Fizzy and buzzy makes it all go fuzzy

There are few sights in the City quite so glorious as seeing Freshfields corporate boss Tim Jones holding court.

The rugby-playing M&A supremo – the personification of the ‘work hard, play hard’ ethos – was recently spied in a bar by one of Tulkinghorn’s scribes regaling a number of friends and colleagues with his particular take on life.

In fact, Jones was delighted there was a hack present because he was ultra-keen to put something on the record. As such, Tulkinghorn is happy to oblige and report that, according to Jones, “Fizz Buzz is the ultimate indicator of a person’s intellectual capability”.

“Fizz what?” Tulkinghorn hears you cry. Well, in case you weren’t aware, this is a drinking game. One begins to count (one, two, three etc) and every time the value five or a
multiple thereof is reached the player substitutes it for
the word ‘fizz’. Ditto with the number seven, only this time
the substituted exclamatory remark is ‘buzz’.

In time-honoured fashion, when you get it wrong you drink a finger.

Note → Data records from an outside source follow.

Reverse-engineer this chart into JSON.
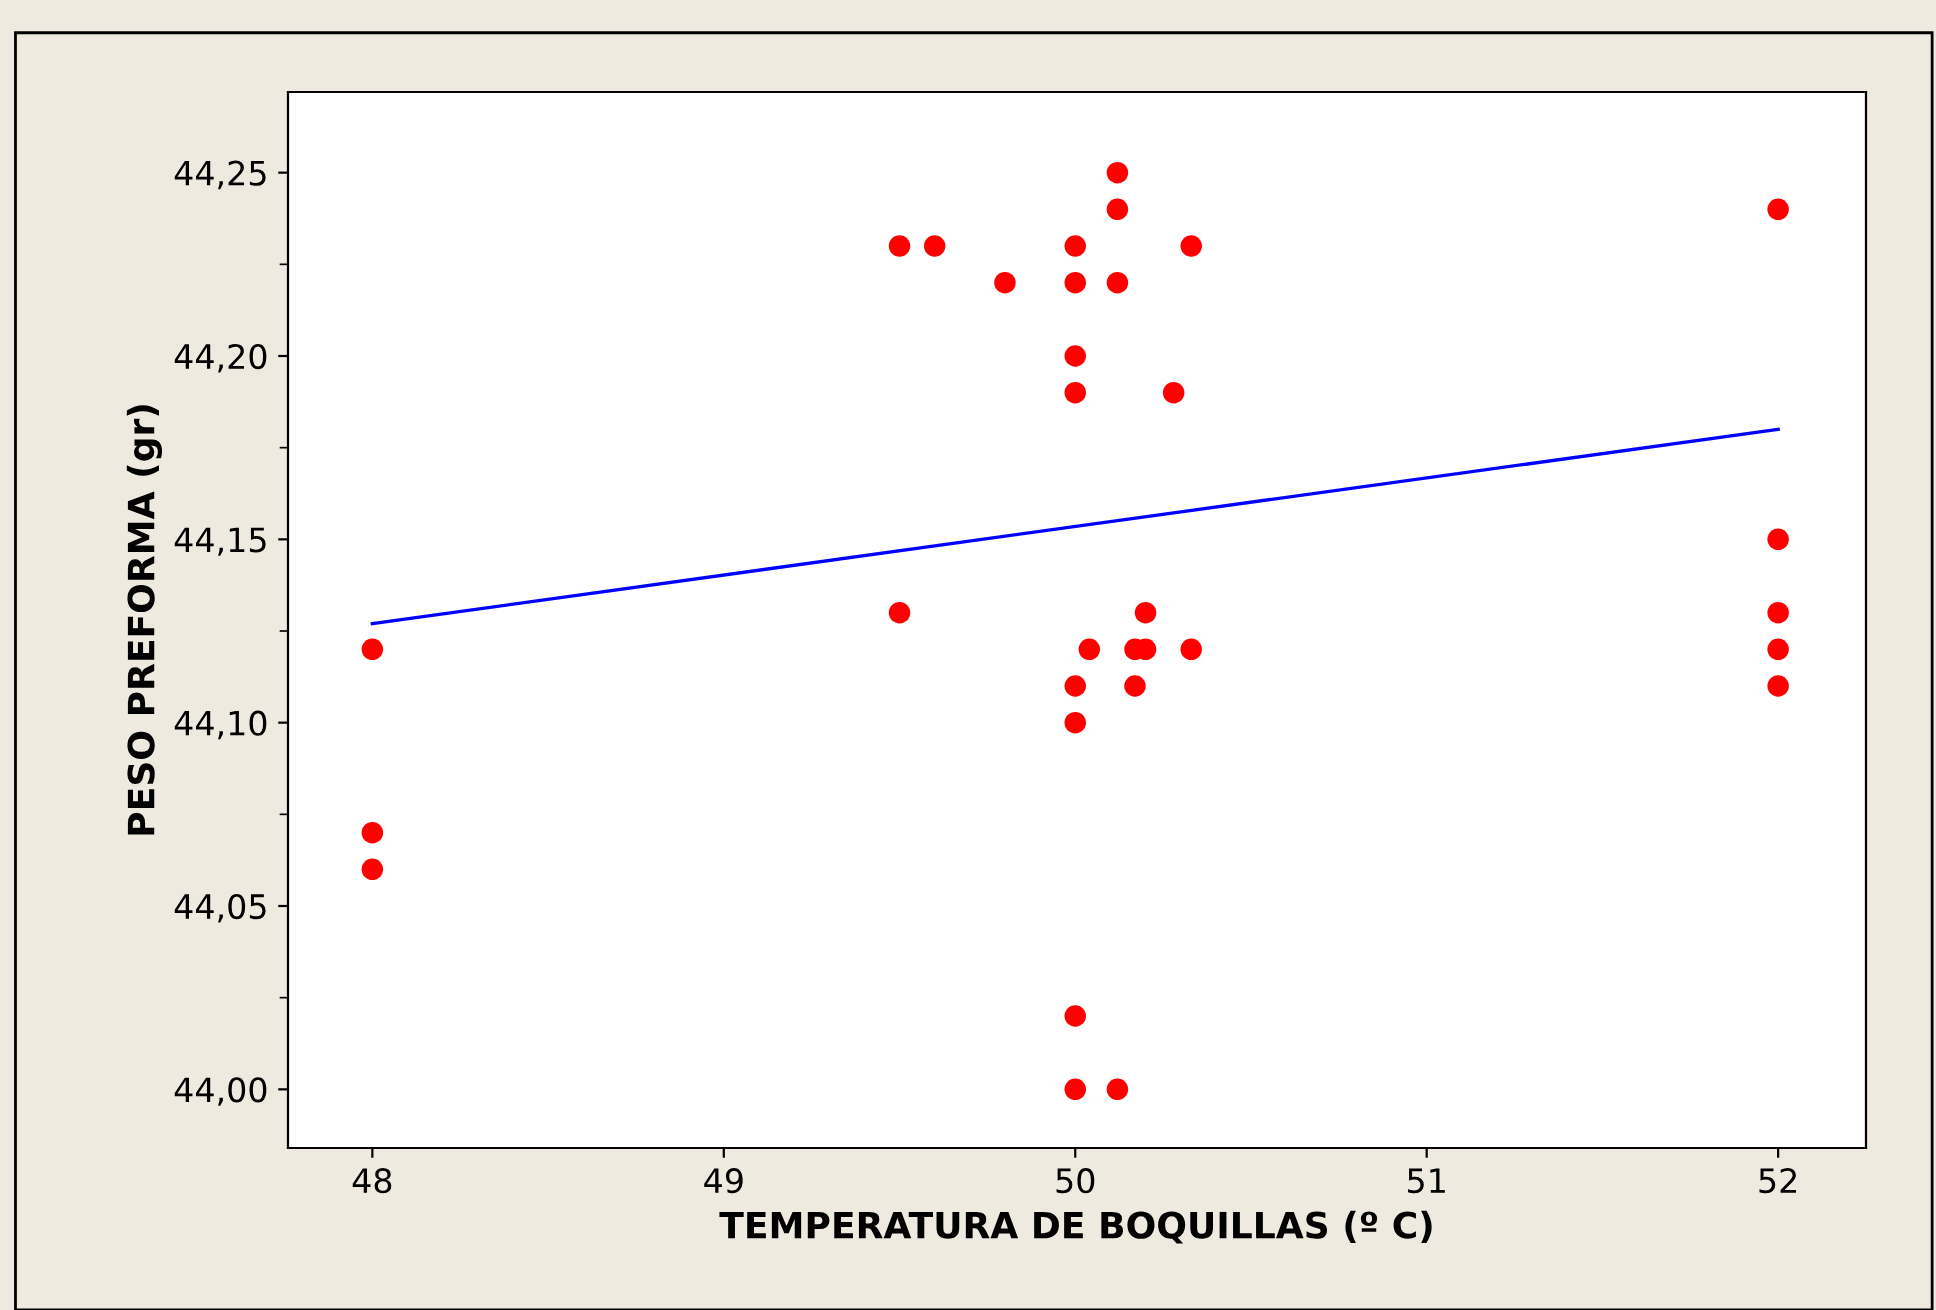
{
  "chart_data": {
    "type": "scatter",
    "xlabel": "TEMPERATURA DE BOQUILLAS (º C)",
    "ylabel": "PESO PREFORMA (gr)",
    "xlim": [
      47.76,
      52.25
    ],
    "ylim": [
      43.984,
      44.272
    ],
    "xticks": [
      48,
      49,
      50,
      51,
      52
    ],
    "yticks": [
      {
        "value": 44.0,
        "label": "44,00"
      },
      {
        "value": 44.05,
        "label": "44,05"
      },
      {
        "value": 44.1,
        "label": "44,10"
      },
      {
        "value": 44.15,
        "label": "44,15"
      },
      {
        "value": 44.2,
        "label": "44,20"
      },
      {
        "value": 44.25,
        "label": "44,25"
      }
    ],
    "grid": false,
    "series": [
      {
        "color": "#ff0000",
        "marker": "circle",
        "x": [
          48,
          48,
          48,
          49.5,
          49.5,
          49.6,
          49.8,
          50,
          50,
          50,
          50,
          50,
          50,
          50,
          50,
          50.04,
          50.12,
          50.12,
          50.12,
          50.12,
          50.17,
          50.17,
          50.2,
          50.2,
          50.28,
          50.33,
          50.33,
          52,
          52,
          52,
          52,
          52
        ],
        "values": [
          44.12,
          44.07,
          44.06,
          44.23,
          44.13,
          44.23,
          44.22,
          44.23,
          44.22,
          44.2,
          44.19,
          44.11,
          44.1,
          44.02,
          44.0,
          44.12,
          44.25,
          44.24,
          44.22,
          44.0,
          44.12,
          44.11,
          44.13,
          44.12,
          44.19,
          44.23,
          44.12,
          44.24,
          44.15,
          44.13,
          44.12,
          44.11
        ]
      },
      {
        "type": "line",
        "marker": "none",
        "color": "#0000ff",
        "x": [
          48,
          52
        ],
        "values": [
          44.127,
          44.18
        ]
      }
    ]
  }
}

In short order two things became abundantly clear: Jones had played before and several of his gang hadn’t.

“Just say ‘buzz’!” the exasperated Freshfields corporate
head was heard to cry.

Still, honour for the denizens of these pages was upheld when Tulkinghorn’s hack found herself on 49 and yelled: “Buzz squared.”
“You’ve restored my faith in the Fourth Estate,” was Jones’s
gracious response.
Frankly, Tulkinghorn is astounded that the assembled masses made it as high as 49.